Swiss scientists make gold nugget ‘as light as air’

The 20-carats gold nugget floats on top of milk foam. (Photo: Gustav Nyström and Raffaele Mezzenga | ETH Zurich)

A team of Switzerland-based researchers have created a gold-foam material from protein fibres derived from milk that is light enough to float on water and, even at today’s depressed prices, is about 1,000 times cheaper than solid gold.

The 20-carats gold nugget can hardly be differentiated from conventional gold with the naked eye – the aerogel even has a metallic shine, according to ETH Zurich’s press release.

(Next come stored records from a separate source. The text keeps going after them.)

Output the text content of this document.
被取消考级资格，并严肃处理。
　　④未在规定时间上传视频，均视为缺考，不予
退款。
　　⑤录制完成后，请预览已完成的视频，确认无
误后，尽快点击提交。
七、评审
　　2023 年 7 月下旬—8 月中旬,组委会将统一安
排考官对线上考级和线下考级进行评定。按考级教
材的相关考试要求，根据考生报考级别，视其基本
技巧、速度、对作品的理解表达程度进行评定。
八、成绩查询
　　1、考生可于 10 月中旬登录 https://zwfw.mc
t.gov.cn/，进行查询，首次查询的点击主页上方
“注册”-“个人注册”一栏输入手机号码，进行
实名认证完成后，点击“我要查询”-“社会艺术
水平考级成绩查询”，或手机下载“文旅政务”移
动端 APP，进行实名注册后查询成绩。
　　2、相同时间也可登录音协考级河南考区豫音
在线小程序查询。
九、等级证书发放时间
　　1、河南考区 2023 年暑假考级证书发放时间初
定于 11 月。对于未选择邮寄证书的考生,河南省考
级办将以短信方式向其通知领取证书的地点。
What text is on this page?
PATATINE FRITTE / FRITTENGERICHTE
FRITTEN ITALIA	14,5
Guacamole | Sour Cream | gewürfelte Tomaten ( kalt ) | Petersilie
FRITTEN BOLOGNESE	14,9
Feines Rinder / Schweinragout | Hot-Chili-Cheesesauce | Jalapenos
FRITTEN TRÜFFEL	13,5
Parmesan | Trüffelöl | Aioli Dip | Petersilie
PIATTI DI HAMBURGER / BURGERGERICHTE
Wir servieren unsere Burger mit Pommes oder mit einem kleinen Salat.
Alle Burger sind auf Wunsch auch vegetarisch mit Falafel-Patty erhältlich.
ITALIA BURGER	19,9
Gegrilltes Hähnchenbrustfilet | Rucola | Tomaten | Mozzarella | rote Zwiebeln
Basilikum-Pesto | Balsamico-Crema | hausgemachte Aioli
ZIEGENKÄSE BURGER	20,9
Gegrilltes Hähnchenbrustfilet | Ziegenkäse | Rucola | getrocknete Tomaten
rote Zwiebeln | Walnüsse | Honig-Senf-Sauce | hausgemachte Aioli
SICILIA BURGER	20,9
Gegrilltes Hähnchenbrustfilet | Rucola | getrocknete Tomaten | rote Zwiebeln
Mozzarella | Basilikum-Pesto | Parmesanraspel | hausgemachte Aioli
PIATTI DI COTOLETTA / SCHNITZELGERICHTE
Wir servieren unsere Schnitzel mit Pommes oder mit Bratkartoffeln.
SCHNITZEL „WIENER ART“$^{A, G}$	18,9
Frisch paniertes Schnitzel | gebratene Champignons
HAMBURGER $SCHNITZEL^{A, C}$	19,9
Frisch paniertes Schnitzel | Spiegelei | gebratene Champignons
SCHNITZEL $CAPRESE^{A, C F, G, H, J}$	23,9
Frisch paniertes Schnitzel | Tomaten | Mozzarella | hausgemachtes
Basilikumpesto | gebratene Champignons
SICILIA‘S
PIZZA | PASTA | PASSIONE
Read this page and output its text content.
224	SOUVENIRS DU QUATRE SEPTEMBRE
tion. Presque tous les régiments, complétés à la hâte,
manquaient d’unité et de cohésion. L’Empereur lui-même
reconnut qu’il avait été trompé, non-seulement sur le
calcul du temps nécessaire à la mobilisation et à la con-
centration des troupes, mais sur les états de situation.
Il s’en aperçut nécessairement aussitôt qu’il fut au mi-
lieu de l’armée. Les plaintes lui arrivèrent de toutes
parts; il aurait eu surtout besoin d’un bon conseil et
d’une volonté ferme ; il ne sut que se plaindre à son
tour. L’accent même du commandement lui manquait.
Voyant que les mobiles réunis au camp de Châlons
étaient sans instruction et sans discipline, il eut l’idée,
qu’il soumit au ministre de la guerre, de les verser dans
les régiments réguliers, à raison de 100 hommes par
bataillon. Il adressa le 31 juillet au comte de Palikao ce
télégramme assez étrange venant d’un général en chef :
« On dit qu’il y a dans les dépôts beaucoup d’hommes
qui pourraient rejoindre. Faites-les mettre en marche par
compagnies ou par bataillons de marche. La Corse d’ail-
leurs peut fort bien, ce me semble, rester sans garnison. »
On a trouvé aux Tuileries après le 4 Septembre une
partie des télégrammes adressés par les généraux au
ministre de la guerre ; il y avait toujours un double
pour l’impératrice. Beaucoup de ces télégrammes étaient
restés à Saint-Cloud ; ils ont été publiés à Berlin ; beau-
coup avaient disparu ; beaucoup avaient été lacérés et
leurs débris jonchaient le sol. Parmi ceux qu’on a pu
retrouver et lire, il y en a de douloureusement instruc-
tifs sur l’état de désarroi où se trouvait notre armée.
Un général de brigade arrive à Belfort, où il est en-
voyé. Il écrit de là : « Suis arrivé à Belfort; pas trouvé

But unlike bullion, the new material is soft and malleable by hand, as it consists of 98 parts air and only two parts of solid material. “Of this solid material, more than four-fifths are gold and less than one-fifth is milk protein fibrils,” the team explained.

Among its potential applications, the researchers envision light watches and jewellery. They also think it would be an excellent catalyst in scientific experiments because it’s so porous, allowing chemicals to react with the gold particles all the way through the foam.

The new gold form, they say, could even be used in pressure sensors. While the foam doesn’t conduct electricity under typical room conditions, the gold particles touch when the foam is compressed, allowing electricity to move through it.

Dr. Raffaele Mezzenga and Dr. Gustav Nyström published their study last week in the journal Advanced Materials.